Plus de 3.500 postes supprimés à Toulouse — Airbus

Xavier Trudeau
Juillet 3, 2020

Ce qui ramènerait le tribut de l'Allemagne de 5.000 à 3.000 postes.

Le site de Méaulte (Somme) de Stelia Aérospace, filiale du groupe aéronautique européen où sont fabriqués les cockpits, sera "très impacté" avec la perte de 290 emplois, soit 20% des effectifs, ont également dit les syndicats.

Airbus a levé, hier, le voile sur la répartition par site des 15 000 suppressions de postes envisagées d'ici l'été 2021 dans le cadre de son plan de restructuration.

A l'annonce du plan social d'Airbus, le ministre de l'Economie Bruno Le Maire avait jugé son ampleur "excessive".

"Selon le président d'Airbus Guillaume Faury, rappelant qu'" aucune décision finale n'a encore été prise ", 1500 postes pourraient être sauvés en France et 2000 en Allemagne (pays le plus touché avec 5100 suppressions annoncées). Il concernera 5 000 postes en France avec une majorité de chômage partiel de longue durée, des départs à la retraire anticipés et des départs volontaires.

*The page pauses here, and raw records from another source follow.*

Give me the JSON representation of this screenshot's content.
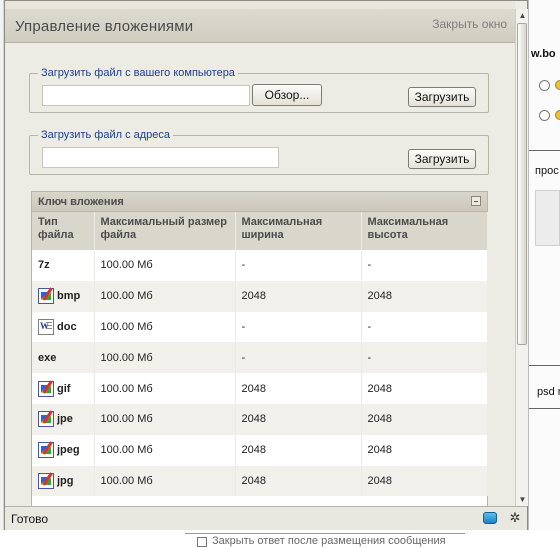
{
  "window": {
    "title": "Управление вложениями",
    "close_label": "Закрыть окно"
  },
  "upload_computer": {
    "legend": "Загрузить файл с вашего компьютера",
    "browse_label": "Обзор...",
    "upload_label": "Загрузить",
    "file_value": ""
  },
  "upload_url": {
    "legend": "Загрузить файл с адреса",
    "url_value": "",
    "upload_label": "Загрузить"
  },
  "attachment_key": {
    "title": "Ключ вложения",
    "columns": [
      "Тип файла",
      "Максимальный размер файла",
      "Максимальная ширина",
      "Максимальная высота"
    ],
    "rows": [
      {
        "ext": "7z",
        "icon": "none",
        "size": "100.00 Мб",
        "width": "-",
        "height": "-"
      },
      {
        "ext": "bmp",
        "icon": "image-file-icon",
        "size": "100.00 Мб",
        "width": "2048",
        "height": "2048"
      },
      {
        "ext": "doc",
        "icon": "word-document-icon",
        "size": "100.00 Мб",
        "width": "-",
        "height": "-"
      },
      {
        "ext": "exe",
        "icon": "none",
        "size": "100.00 Мб",
        "width": "-",
        "height": "-"
      },
      {
        "ext": "gif",
        "icon": "image-file-icon",
        "size": "100.00 Мб",
        "width": "2048",
        "height": "2048"
      },
      {
        "ext": "jpe",
        "icon": "image-file-icon",
        "size": "100.00 Мб",
        "width": "2048",
        "height": "2048"
      },
      {
        "ext": "jpeg",
        "icon": "image-file-icon",
        "size": "100.00 Мб",
        "width": "2048",
        "height": "2048"
      },
      {
        "ext": "jpg",
        "icon": "image-file-icon",
        "size": "100.00 Мб",
        "width": "2048",
        "height": "2048"
      }
    ]
  },
  "statusbar": {
    "text": "Готово"
  },
  "background": {
    "fragments": {
      "site": "w.bo",
      "search": "прос",
      "psd": "psd r",
      "bottom_checkbox": "Закрыть ответ после размещения сообщения"
    }
  },
  "colors": {
    "legend_text": "#1c3f8c",
    "header_bg": "#d9d7cc",
    "window_bg": "#ecebe4"
  }
}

"Les départs naturels dans le groupe, c'est 6.000 par an au niveau mondial, donc si on le fait sur deux ans, on peut absorber une partie de ce plan par l'érosion naturel", calcule Jean-François Knepper, du syndicat Force ouvrière, qui qualifie de "cataclysme" le plan présenté par la direction.

"Si Airbus et la sous-traitance de rang 1 peuvent surmonter la crise avec des plans sociaux négociés, les sous-traitants des rangs 2 et 3 peuvent être dévastés par les conséquences industrielles en cascade", a déclaré jeudi le président du Conseil économique, social et environnemental régional (CESER) d'Occitanie, Jean-Louis Chauzy.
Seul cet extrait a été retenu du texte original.